Consumption, Work, and Well-Being
Framing
The Great Transition development paradigm is rooted in three key values: human solidarity, quality of life, and ecological sensibility. These values proved a framework for analyzing the dimensions of a good life, not only in the future, but also in the contemporary world. A simple image—the well-being mandala—shows the unity of the key values and their relationship to basic human needs. Case studies conducted by Tellus Institute in such areas as solid waste management suggest how attentiveness to these values can help address issues of consumption and work today. Our theoretical work illuminates the nature of well-being and its paradoxical character, such as its failure to increase with income.
Measurement
How do we assess progress toward a world based on solidarity, well-being, and ecological resilience? Tellus Institute has developed a Quality of Development Index as an explicit, quantitative index to track movement toward or away from a global development vision based on these values.
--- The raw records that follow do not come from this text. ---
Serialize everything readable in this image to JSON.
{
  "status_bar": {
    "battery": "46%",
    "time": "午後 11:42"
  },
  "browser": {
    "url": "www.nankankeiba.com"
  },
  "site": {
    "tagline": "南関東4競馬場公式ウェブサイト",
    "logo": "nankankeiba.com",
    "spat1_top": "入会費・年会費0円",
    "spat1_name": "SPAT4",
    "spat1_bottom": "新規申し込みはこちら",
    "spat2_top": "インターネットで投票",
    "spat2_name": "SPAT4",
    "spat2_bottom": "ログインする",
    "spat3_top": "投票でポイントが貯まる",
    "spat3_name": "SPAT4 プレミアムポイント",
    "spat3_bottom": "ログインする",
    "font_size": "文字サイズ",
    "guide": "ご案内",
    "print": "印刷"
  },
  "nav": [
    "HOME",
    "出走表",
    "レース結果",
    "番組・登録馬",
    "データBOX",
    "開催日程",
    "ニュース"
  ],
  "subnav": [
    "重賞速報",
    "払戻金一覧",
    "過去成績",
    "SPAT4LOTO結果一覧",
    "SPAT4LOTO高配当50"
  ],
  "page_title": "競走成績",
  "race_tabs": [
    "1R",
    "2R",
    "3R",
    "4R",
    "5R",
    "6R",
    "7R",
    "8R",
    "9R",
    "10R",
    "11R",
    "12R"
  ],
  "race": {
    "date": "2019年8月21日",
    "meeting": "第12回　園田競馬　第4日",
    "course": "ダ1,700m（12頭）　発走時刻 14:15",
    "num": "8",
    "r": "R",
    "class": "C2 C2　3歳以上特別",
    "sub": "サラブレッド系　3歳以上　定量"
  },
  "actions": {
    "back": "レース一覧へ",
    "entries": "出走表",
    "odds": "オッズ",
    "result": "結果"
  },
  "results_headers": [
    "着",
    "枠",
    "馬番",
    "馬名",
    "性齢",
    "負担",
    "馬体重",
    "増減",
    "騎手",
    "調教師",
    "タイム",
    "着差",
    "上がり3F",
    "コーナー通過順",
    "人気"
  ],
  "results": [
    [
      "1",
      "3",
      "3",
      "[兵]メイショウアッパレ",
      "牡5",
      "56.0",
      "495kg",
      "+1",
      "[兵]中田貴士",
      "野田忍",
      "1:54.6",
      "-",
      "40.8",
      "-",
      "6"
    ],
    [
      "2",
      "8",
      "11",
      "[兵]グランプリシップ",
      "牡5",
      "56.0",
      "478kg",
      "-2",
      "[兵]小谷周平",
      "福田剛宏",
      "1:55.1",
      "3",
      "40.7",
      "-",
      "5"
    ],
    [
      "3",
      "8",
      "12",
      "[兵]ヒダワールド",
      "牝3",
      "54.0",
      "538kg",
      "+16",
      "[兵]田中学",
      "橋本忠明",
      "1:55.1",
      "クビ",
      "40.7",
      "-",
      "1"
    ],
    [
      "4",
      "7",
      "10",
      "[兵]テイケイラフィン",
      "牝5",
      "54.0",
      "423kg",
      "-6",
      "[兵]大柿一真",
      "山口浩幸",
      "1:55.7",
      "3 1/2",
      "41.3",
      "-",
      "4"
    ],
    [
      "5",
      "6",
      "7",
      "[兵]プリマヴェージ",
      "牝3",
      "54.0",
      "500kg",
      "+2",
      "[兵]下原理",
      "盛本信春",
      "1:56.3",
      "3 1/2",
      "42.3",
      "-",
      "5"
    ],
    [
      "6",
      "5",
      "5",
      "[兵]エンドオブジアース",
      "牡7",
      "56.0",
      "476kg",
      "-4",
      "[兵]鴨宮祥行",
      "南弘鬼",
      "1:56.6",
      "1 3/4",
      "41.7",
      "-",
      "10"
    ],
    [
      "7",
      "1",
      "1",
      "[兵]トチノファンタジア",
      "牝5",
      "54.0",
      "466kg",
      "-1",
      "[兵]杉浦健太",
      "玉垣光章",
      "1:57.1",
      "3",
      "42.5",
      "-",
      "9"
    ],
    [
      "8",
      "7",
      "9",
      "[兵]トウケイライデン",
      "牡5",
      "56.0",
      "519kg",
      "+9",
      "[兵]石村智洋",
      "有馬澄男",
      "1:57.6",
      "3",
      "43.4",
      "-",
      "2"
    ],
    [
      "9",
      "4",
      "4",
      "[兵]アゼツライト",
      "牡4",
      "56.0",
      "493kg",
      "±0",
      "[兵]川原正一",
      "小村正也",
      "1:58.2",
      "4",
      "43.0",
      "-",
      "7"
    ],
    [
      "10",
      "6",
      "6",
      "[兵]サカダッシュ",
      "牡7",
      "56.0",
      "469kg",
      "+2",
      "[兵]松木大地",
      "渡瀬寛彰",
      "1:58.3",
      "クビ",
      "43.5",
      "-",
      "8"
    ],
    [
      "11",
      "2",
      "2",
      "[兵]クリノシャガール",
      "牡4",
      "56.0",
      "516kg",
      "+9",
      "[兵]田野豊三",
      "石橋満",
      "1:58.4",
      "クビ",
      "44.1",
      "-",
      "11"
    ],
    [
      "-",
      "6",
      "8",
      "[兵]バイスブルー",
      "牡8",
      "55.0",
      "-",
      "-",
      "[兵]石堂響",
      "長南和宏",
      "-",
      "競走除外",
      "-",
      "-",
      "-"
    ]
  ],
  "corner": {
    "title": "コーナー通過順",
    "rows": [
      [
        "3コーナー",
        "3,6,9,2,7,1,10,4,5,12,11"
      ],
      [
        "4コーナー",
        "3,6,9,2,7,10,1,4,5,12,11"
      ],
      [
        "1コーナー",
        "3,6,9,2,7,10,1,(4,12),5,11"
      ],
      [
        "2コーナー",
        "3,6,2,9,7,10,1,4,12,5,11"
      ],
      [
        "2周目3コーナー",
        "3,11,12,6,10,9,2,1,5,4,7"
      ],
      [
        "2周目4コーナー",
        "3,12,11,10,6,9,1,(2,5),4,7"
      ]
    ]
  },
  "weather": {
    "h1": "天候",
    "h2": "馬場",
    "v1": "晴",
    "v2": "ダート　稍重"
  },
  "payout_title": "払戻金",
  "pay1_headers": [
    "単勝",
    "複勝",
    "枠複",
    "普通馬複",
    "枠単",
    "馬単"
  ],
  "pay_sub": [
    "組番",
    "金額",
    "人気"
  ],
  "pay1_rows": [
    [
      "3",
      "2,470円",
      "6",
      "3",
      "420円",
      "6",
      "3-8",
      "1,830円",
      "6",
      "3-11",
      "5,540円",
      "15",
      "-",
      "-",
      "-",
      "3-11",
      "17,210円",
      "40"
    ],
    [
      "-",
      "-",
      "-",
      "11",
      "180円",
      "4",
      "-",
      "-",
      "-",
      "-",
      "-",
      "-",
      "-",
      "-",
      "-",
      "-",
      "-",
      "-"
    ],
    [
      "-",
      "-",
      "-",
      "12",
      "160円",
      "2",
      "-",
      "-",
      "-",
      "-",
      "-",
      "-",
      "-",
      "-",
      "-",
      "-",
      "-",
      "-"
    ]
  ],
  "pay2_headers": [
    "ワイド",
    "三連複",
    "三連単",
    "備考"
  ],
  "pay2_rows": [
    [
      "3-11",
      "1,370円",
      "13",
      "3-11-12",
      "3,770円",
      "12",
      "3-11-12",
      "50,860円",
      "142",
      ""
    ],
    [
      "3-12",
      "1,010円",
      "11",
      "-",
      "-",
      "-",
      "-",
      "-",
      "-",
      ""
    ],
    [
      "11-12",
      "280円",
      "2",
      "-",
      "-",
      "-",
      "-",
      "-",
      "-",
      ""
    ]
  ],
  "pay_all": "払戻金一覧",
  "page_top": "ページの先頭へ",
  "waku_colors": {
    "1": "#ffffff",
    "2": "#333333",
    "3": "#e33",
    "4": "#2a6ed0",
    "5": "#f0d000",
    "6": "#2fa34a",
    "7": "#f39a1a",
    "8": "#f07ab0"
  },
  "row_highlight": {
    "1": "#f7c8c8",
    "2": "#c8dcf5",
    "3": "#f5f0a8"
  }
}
Other more focused work provides a quantitative measure for sufficiency, an important aspect of sustainable consumption (e.g., see
Quantifying Sufficiency).
Partnership
Tellus is an active participant and sponsor of the Sustainable Consumption Research and Action Initiative
(SCORAI), a network of scholars that aims to promote fresh thinking on broad questions of well-being. SCORAI has been effective in broadening the discourse on these issues, offering new insight and analysis to the larger Great Transition project. SCORAI has sponsored a number of conferences and meetings, including a
colloquium series on theories of social change. As SCORAI expands from its initial base in North America to Europe, China, and beyond, opportunities for partnership are expanding, as well. The partnership with SCORAI also has spawned new nodes of international collaboration, such as a working group on post-automobile futures.